6.4 Wind Power

When solar radiation enters the Earth’s atmosphere it warms different regions of the atmosphere to differing extents – most at the equator and least at the poles. Since air tends to flow from warmer to cooler regions, this causes what we call winds, and it is these air flows that are harnessed in windmills and wind turbines to produce power.

Wind power, in the form of traditional windmills used for grinding corn or pumping water, has been used for centuries. But the use of modern wind turbines for electricity generation has been growing rapidly since the 1970s, following pioneering work in Denmark. The size and power of land-based turbines has increased from machines producing 100 kW in the 1980s up to over 5 MW today (2024).

UK wind power has increased dramatically since the early 1990s, initially with onshore wind farms. The Ardrossan wind farm in Scotland constructed in 2004 (see Figure 23) is a typical UK example. It is equipped with 2 MW turbines with blades 40 metres long and these turbines are expected to continue operating into the 2030s. The photograph does demonstrate the visual impact, which has given rise to planning objections elsewhere.
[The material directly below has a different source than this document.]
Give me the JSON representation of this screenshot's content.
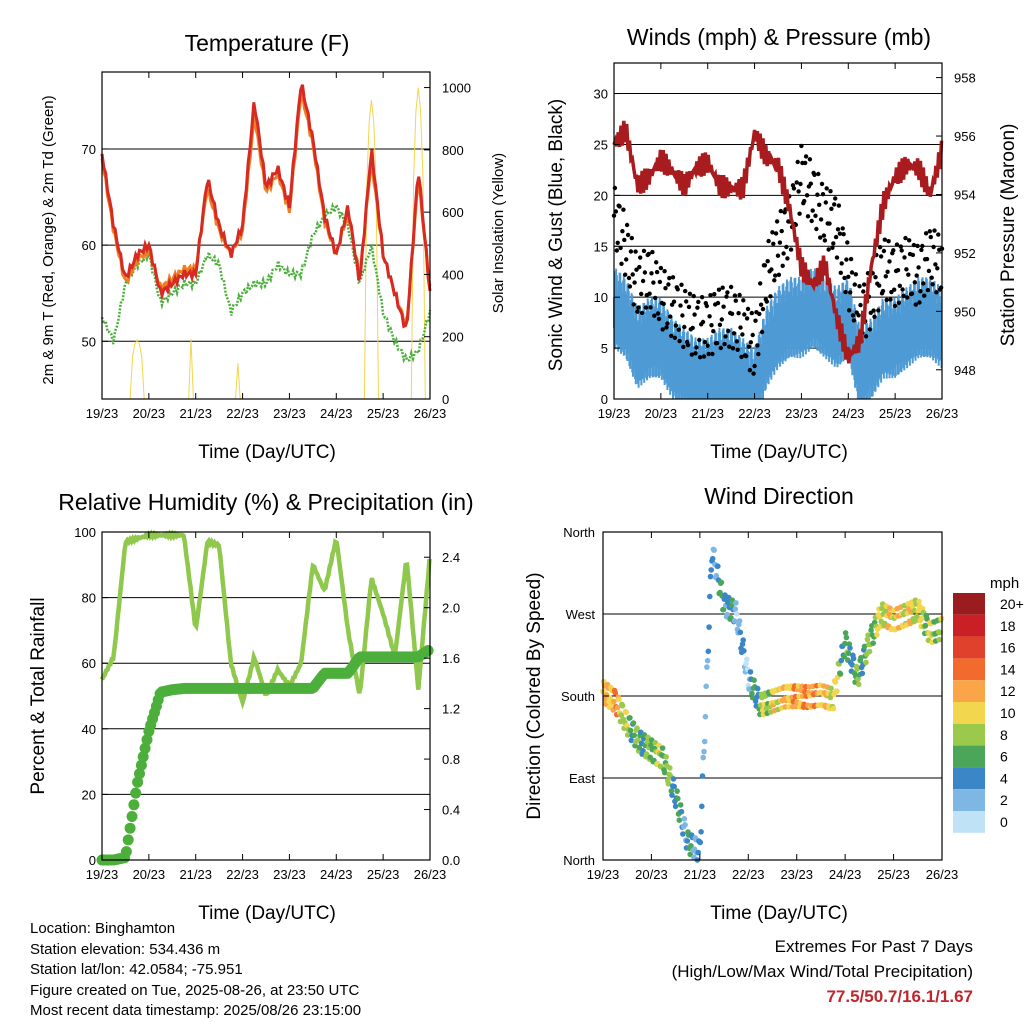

A significant development came in 2002 with the construction of the first large-scale offshore wind farm in Denmark. Offshore construction is more difficult than for onshore wind farms, but the expertise of the oil and gas industry in constructing offshore structures has proved very useful. Placing turbines offshore has many advantages:

• they can intercept stronger winds, both by virtue of being out at sea, and also by being taller
• single turbines can be physically larger; the largest 15 MW designs have blades over 100 metres long
• if they are manufactured at waterside locations, they can be moved to wind farm sites by ship
• they can be freed of some objections of visual intrusion in landscapes.

Since 2005 there has been extensive development of offshore wind power in the UK, Denmark and Germany. In 2023 the UK obtained nearly 30% of its electricity from wind power, with an increasing proportion coming from offshore sources (DESNZ, 2024).

There is plenty of scope for further expansion. The UK resource for offshore wind turbines mounted on the seabed is larger than the country’s total 2023 electricity demand. The world resource for land-based turbines alone is several times current world electricity generation.

Wind power is now the world’s second-fastest-expanding source of electrical energy (after solar PV), having achieved a growth rate of over 15% per annum between 2010 and 2023. In 2023 it supplied nearly 8% of the world’s electricity.

The IEA’s Net Zero by 2050 scenario requires a continuing high growth rate. The amount of electricity generated globally from wind power (onshore and offshore) needs to increase from its 2022 value by a factor of 8. If this was all done using offshore wind turbines, globally it would require an area of sea roughly equal to three times that of the North Sea.

This video visits a wind turbine in the Hornsea 1 wind farm in the North Sea, 75 miles off the Yorkshire coast. The wind farm was completed in 2020 and can produce over a gigawatt of electricity. Each 7 megawatt turbine has blades 75 metres long (and the turbines for more recent offshore wind farms are even larger!) The video demonstrates the sheer scale of the wind turbines and gives a sense of the engineering expertise required to construct them in a relatively hostile environment.